Philips-topman C.J. van der Klugt verklaarde in 1987 op een congres van de bedrijfskundige studievereniging Industria dat Philips op dat moment driehonderdvijftigduizend mensen in dienst heeft: “We nemen in ons land per jaar zevenduizend mensen aan terwijl er maar drieduizend weggaan.” Volgens de topman neemt de N.V. van elke lichting universitaire elektrotechnici de helft in dienst. In de jaren negentig zullen deze cijfers overigens onder invloed van de operatie Centurion drastisch wijzigen. Maar in de eenentwintigste eeuw ziet de situatie er weer rooskleuriger uit. In 2001 treedt voor het eerst in de geschiedenis een Eindhovense ingenieur aan als hoogste Philipsbestuurder. Alumnus dr.ir. G.J. Kleisterlee volgt in dat jaar ook zijn voorganger C. Boonstra op als voorzitter van de Raad van Toezicht van de TU/e. Samenwerking tussen Philips en de TU/e krijgt vanaf de jaren negentig verder gestalte in het Dutch Polymer Institute, in het Embedded Systems Institute en in het technostartersproject Incubator3+. Maar ook bijna iedere faculteit heeft samenwerkingsprojecten met afdelingen van de multinational.

Van Eindhoven naar Amsterdam


Onder Philips-president Boonstra besluit het concern de hoofdzetel te verplaatsen van Eindhoven naar Amsterdam. Dr.ir. H.G.J. de Wilt, destijds voorzitter van het College van Bestuur, herinnert zich dat hij op een avond in oktober 1997 thuis in Zaltbommel een telefoontje kreeg van burgemeester dr. R.W. Welschen van Eindhoven over deze voorgenomen actie. “Ik heb toen als standpunt verkondigd dat die verhuizing een geschenk was en een emancipatorische mijlpaal. Eindelijk komt de regio eens af van het beeld dat alles hier voor, door en onder Philips gebeurt. Dat standpunt heb ik publiekelijk herhaald, wat me kwam te staan op verguizing door het Eindhovens Dagblad. Maar de High Tech Campus die als tegenprestatie voor die verhuizing in de regio is opgebouwd is toch prima!”

Research in China


Chief Executive Officer van Philips Research, dr.
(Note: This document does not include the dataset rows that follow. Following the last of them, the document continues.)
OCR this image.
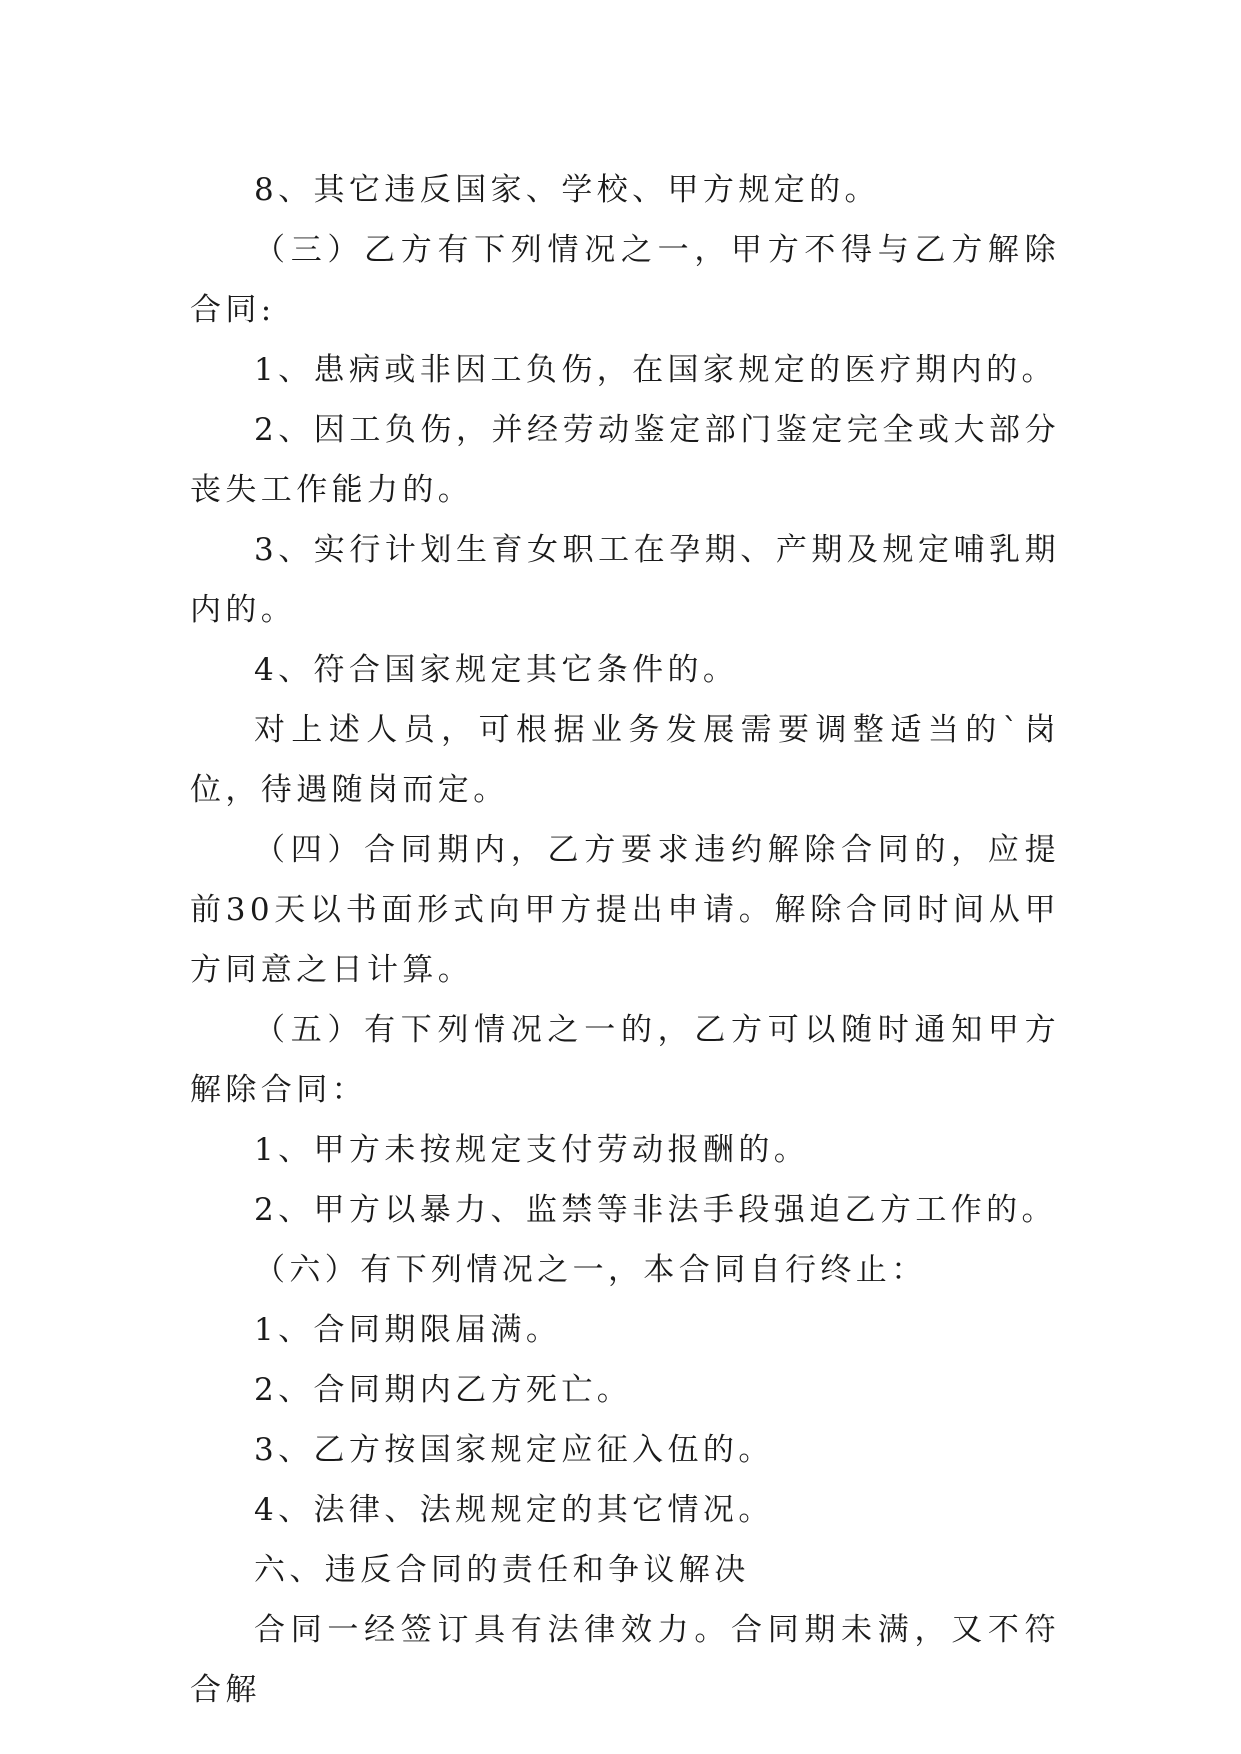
8、其它违反国家、学校、甲方规定的。

（三）乙方有下列情况之一，甲方不得与乙方解除合同:

1、患病或非因工负伤，在国家规定的医疗期内的。

2、因工负伤，并经劳动鉴定部门鉴定完全或大部分丧失工作能力的。

3、实行计划生育女职工在孕期、产期及规定哺乳期内的。

4、符合国家规定其它条件的。

对上述人员，可根据业务发展需要调整适当的`岗位，待遇随岗而定。

（四）合同期内，乙方要求违约解除合同的，应提前30天以书面形式向甲方提出申请。解除合同时间从甲方同意之日计算。

（五）有下列情况之一的，乙方可以随时通知甲方解除合同：

1、甲方未按规定支付劳动报酬的。

2、甲方以暴力、监禁等非法手段强迫乙方工作的。

（六）有下列情况之一，本合同自行终止：

1、合同期限届满。

2、合同期内乙方死亡。

3、乙方按国家规定应征入伍的。

4、法律、法规规定的其它情况。

六、违反合同的责任和争议解决

合同一经签订具有法律效力。合同期未满，又不符合解
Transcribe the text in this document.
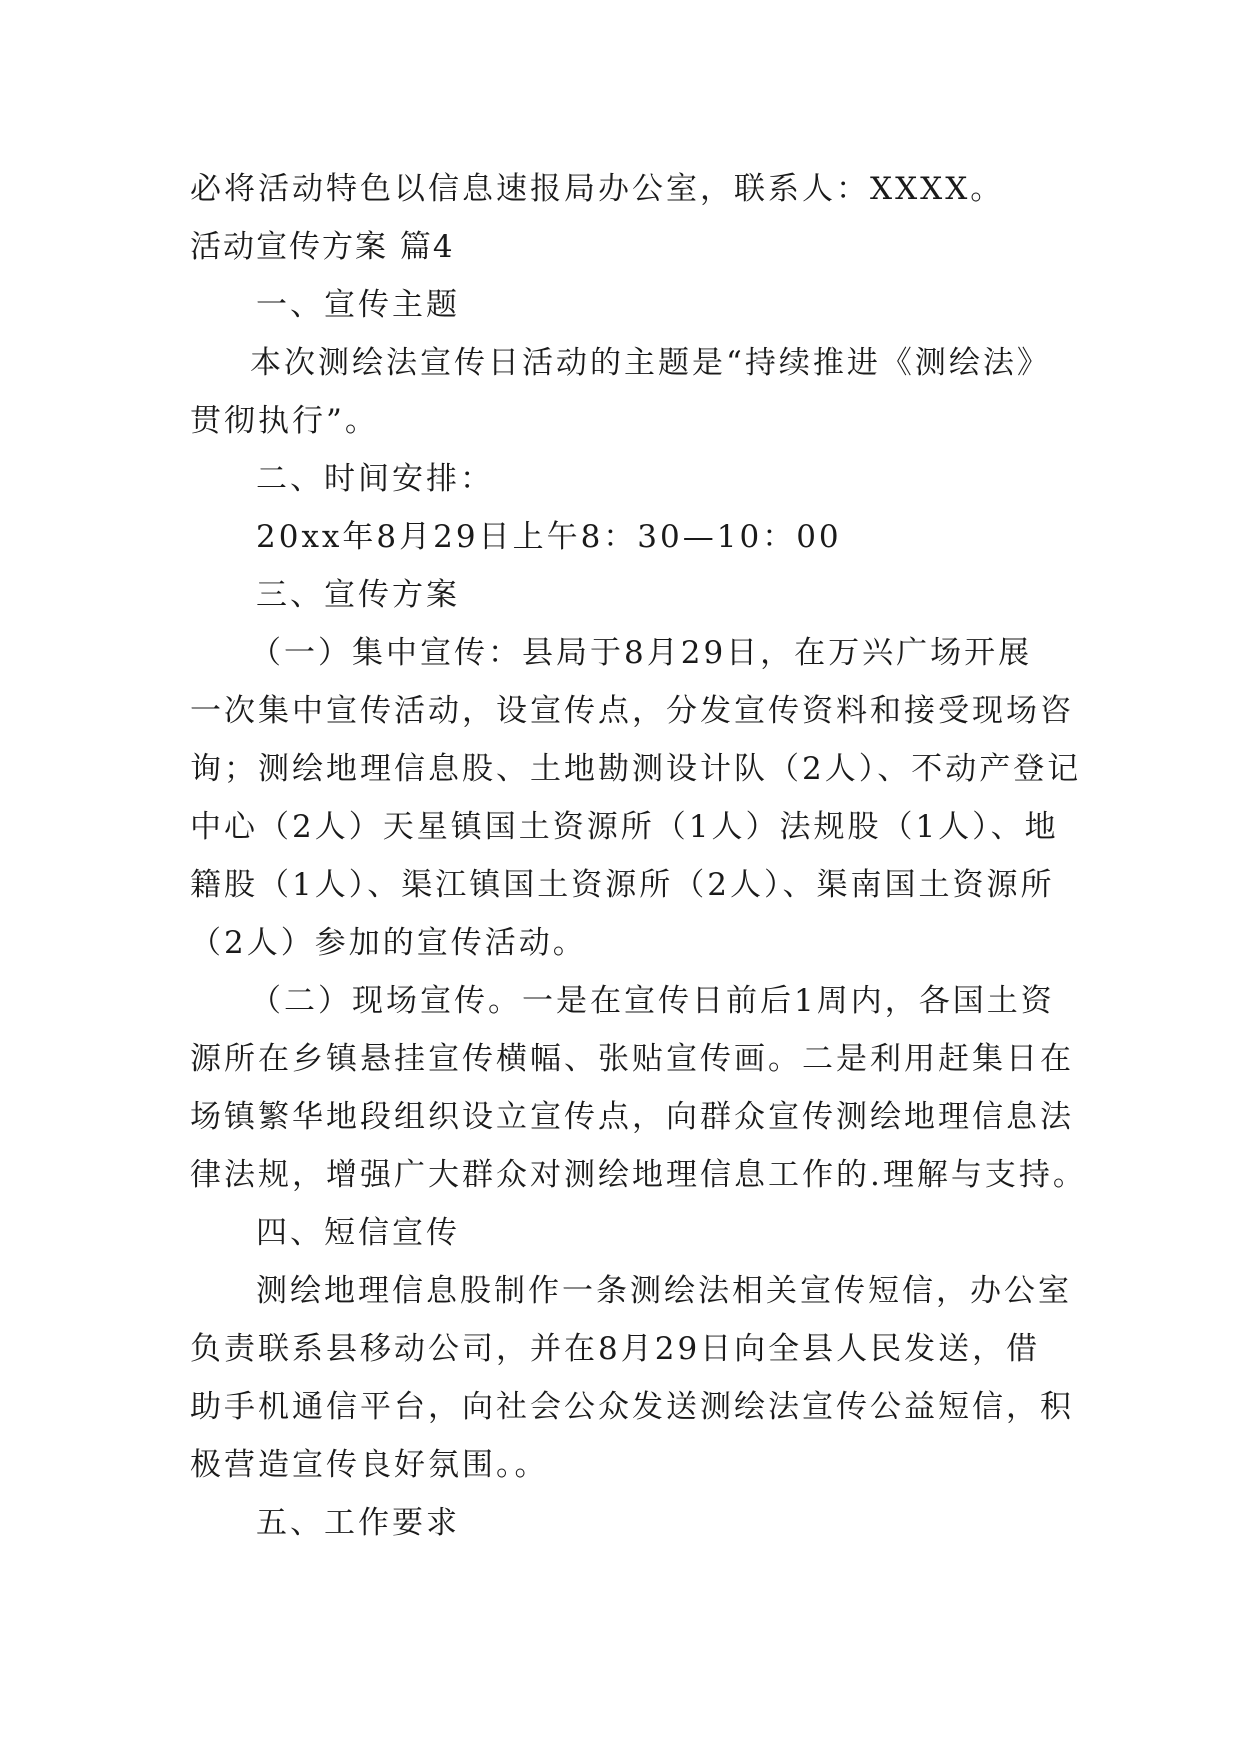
必将活动特色以信息速报局办公室，联系人：XXXX。
活动宣传方案 篇4
一、宣传主题
本次测绘法宣传日活动的主题是“持续推进《测绘法》
贯彻执行”。
二、时间安排：
20xx年8月29日上午8：30—10：00
三、宣传方案
（一）集中宣传：县局于8月29日，在万兴广场开展
一次集中宣传活动，设宣传点，分发宣传资料和接受现场咨
询；测绘地理信息股、土地勘测设计队（2人）、不动产登记
中心（2人）天星镇国土资源所（1人）法规股（1人）、地
籍股（1人）、渠江镇国土资源所（2人）、渠南国土资源所
（2人）参加的宣传活动。
（二）现场宣传。一是在宣传日前后1周内，各国土资
源所在乡镇悬挂宣传横幅、张贴宣传画。二是利用赶集日在
场镇繁华地段组织设立宣传点，向群众宣传测绘地理信息法
律法规，增强广大群众对测绘地理信息工作的.理解与支持。
四、短信宣传
测绘地理信息股制作一条测绘法相关宣传短信，办公室
负责联系县移动公司，并在8月29日向全县人民发送，借
助手机通信平台，向社会公众发送测绘法宣传公益短信，积
极营造宣传良好氛围。。
五、工作要求
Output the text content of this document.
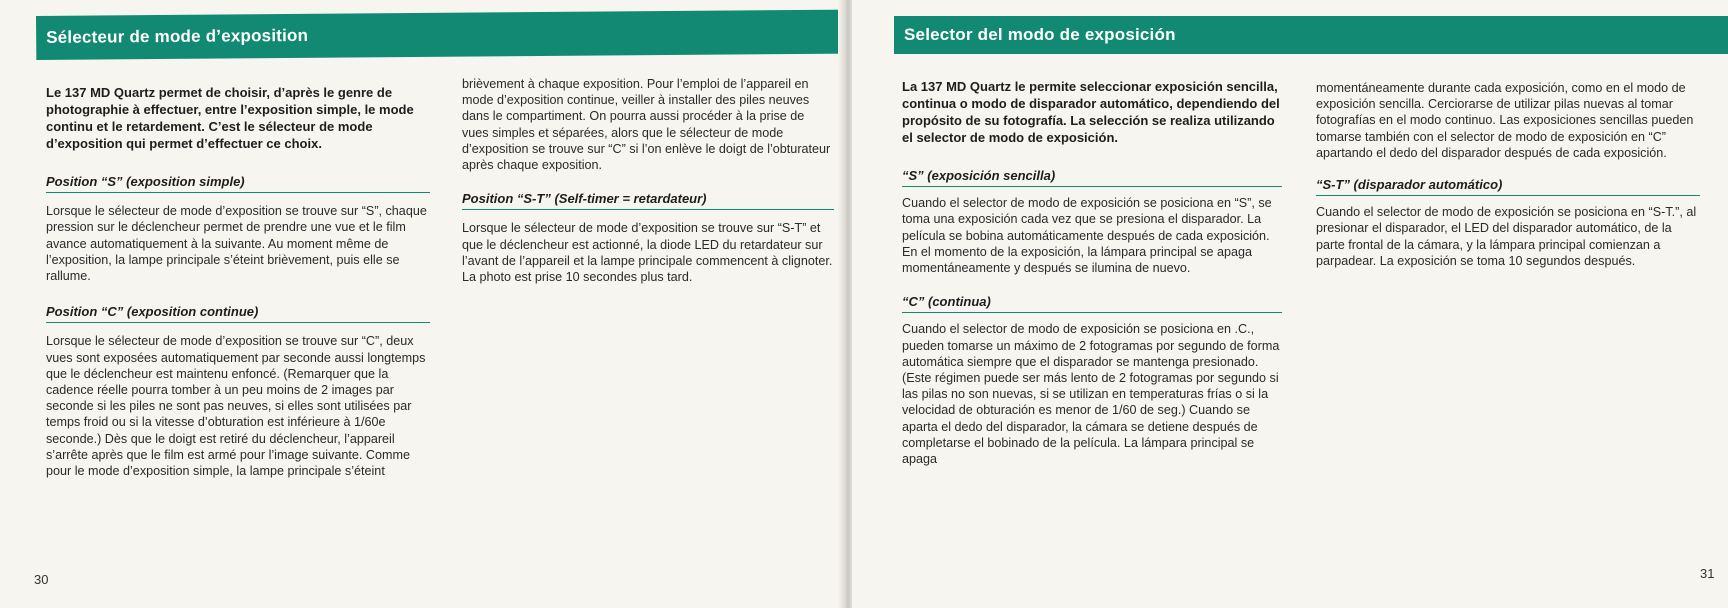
Sélecteur de mode d’exposition

Le 137 MD Quartz permet de choisir, d’après le genre de photographie à effectuer, entre l’exposition simple, le mode continu et le retardement. C’est le sélecteur de mode d’exposition qui permet d’effectuer ce choix.

Position “S” (exposition simple)

Lorsque le sélecteur de mode d’exposition se trouve sur “S”, chaque pression sur le déclencheur permet de prendre une vue et le film avance automatiquement à la suivante. Au moment même de l’exposition, la lampe principale s’éteint brièvement, puis elle se rallume.

Position “C” (exposition continue)

Lorsque le sélecteur de mode d’exposition se trouve sur “C”, deux vues sont exposées automatiquement par seconde aussi longtemps que le déclencheur est maintenu enfoncé. (Remarquer que la cadence réelle pourra tomber à un peu moins de 2 images par seconde si les piles ne sont pas neuves, si elles sont utilisées par temps froid ou si la vitesse d’obturation est inférieure à 1/60e seconde.) Dès que le doigt est retiré du déclencheur, l’appareil s’arrête après que le film est armé pour l’image suivante. Comme pour le mode d’exposition simple, la lampe principale s’éteint

brièvement à chaque exposition. Pour l’emploi de l’appareil en mode d’exposition continue, veiller à installer des piles neuves dans le compartiment. On pourra aussi procéder à la prise de vues simples et séparées, alors que le sélecteur de mode d’exposition se trouve sur “C” si l’on enlève le doigt de l’obturateur après chaque exposition.

Position “S-T” (Self-timer = retardateur)

Lorsque le sélecteur de mode d’exposition se trouve sur “S-T” et que le déclencheur est actionné, la diode LED du retardateur sur l’avant de l’appareil et la lampe principale commencent à clignoter. La photo est prise 10 secondes plus tard.

30
Selector del modo de exposición

La 137 MD Quartz le permite seleccionar exposición sencilla, continua o modo de disparador automático, dependiendo del propósito de su fotografía. La selección se realiza utilizando el selector de modo de exposición.

“S” (exposición sencilla)

Cuando el selector de modo de exposición se posiciona en “S”, se toma una exposición cada vez que se presiona el disparador. La película se bobina automáticamente después de cada exposición. En el momento de la exposición, la lámpara principal se apaga momentáneamente y después se ilumina de nuevo.

“C” (continua)

Cuando el selector de modo de exposición se posiciona en .C., pueden tomarse un máximo de 2 fotogramas por segundo de forma automática siempre que el disparador se mantenga presionado. (Este régimen puede ser más lento de 2 fotogramas por segundo si las pilas no son nuevas, si se utilizan en temperaturas frías o si la velocidad de obturación es menor de 1/60 de seg.) Cuando se aparta el dedo del disparador, la cámara se detiene después de completarse el bobinado de la película. La lámpara principal se apaga

momentáneamente durante cada exposición, como en el modo de exposición sencilla. Cerciorarse de utilizar pilas nuevas al tomar fotografías en el modo continuo. Las exposiciones sencillas pueden tomarse también con el selector de modo de exposición en “C” apartando el dedo del disparador después de cada exposición.

“S-T” (disparador automático)

Cuando el selector de modo de exposición se posiciona en “S-T.”, al presionar el disparador, el LED del disparador automático, de la parte frontal de la cámara, y la lámpara principal comienzan a parpadear. La exposición se toma 10 segundos después.

31
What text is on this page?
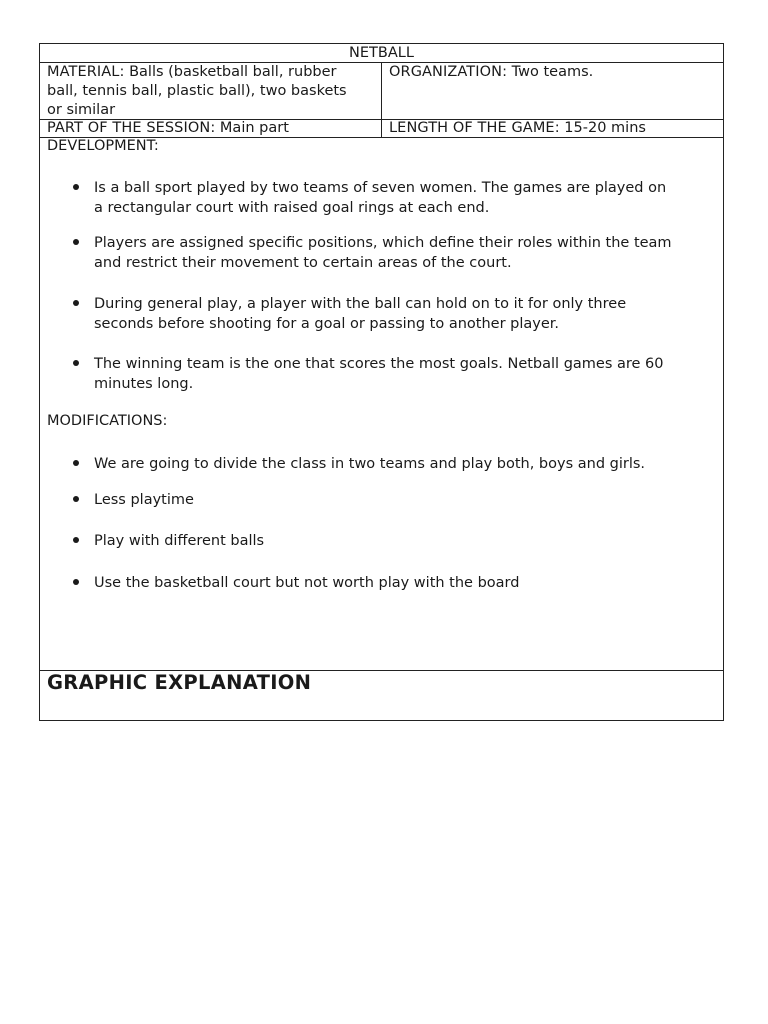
NETBALL
MATERIAL: Balls (basketball ball, rubber
ball, tennis ball, plastic ball), two baskets
or similar
ORGANIZATION: Two teams.
PART OF THE SESSION: Main part	LENGTH OF THE GAME: 15-20 mins
DEVELOPMENT:
Is a ball sport played by two teams of seven women. The games are played on
a rectangular court with raised goal rings at each end.
Players are assigned specific positions, which define their roles within the team
and restrict their movement to certain areas of the court.
During general play, a player with the ball can hold on to it for only three
seconds before shooting for a goal or passing to another player.
The winning team is the one that scores the most goals. Netball games are 60
minutes long.
MODIFICATIONS:
We are going to divide the class in two teams and play both, boys and girls.
Less playtime
Play with different balls
Use the basketball court but not worth play with the board
GRAPHIC EXPLANATION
H.A. Harwig, geeft in 2004 tijdens een gezamenlijk bezoek van een Philips Research- en een TU/e-delegatie aan vier Chinese topuniversiteiten aan dat wereldwijd ongeveer twintig procent van de vierduizend researchmedewerkers van Philips een TU/e-achtergrond heeft. De samenwerking tussen universitaire en industriële onderzoekers krijgt een jaar later ook in China gestalte, wanneer Philips Research en de TU/e een samenwerkingsovereenkomst sluiten met de Zhejiang University in Hangzhou. Philips Medical Systems en de TU/e sloten al eerder een contract met de North East University in Shenyang op het gebied van biomedische technologie. Anno 2006 heeft Philips letterlijk en figuurlijk zijn campus geopend voor onderzoekers van universiteiten en van andere bedrijven om verder gestalte te geven aan het open innovation systeem. De TU/e is op die campus een van de vele partijen die samenwerken in het nieuwe Center for Translational Molecular Medicine en het Holst Centre, dat technologieën ontwikkelt voor intelligente, draadloze, sensorgebaseerde microsystemen en systemen-op-folies. Ing. A.H. Lundqvist, voorzitter van het CvB, ziet Philips allang niet meer als simpelweg een bedrijf. “Het is een compleet eco-systeem. Zij kunnen het niet alleen, wij ook niet. En dat wíllen we ook niet.” Kleisterlee laat in 2005 in Cursor optekenen dat er geen enkele universiteit is waarmee Philips betrekkingen onderhoudt die zo divers en diepgaand zijn als die met de TU/e, ook al wordt nog steeds wederzijds de onafhankelijkheid benadrukt: ”We onderhouden relaties van het CvB tot aan de individuele studenten en op alle tussenliggende niveaus. Daarmee gaat er geen dag voorbij zonder TU/e-Philips contact.”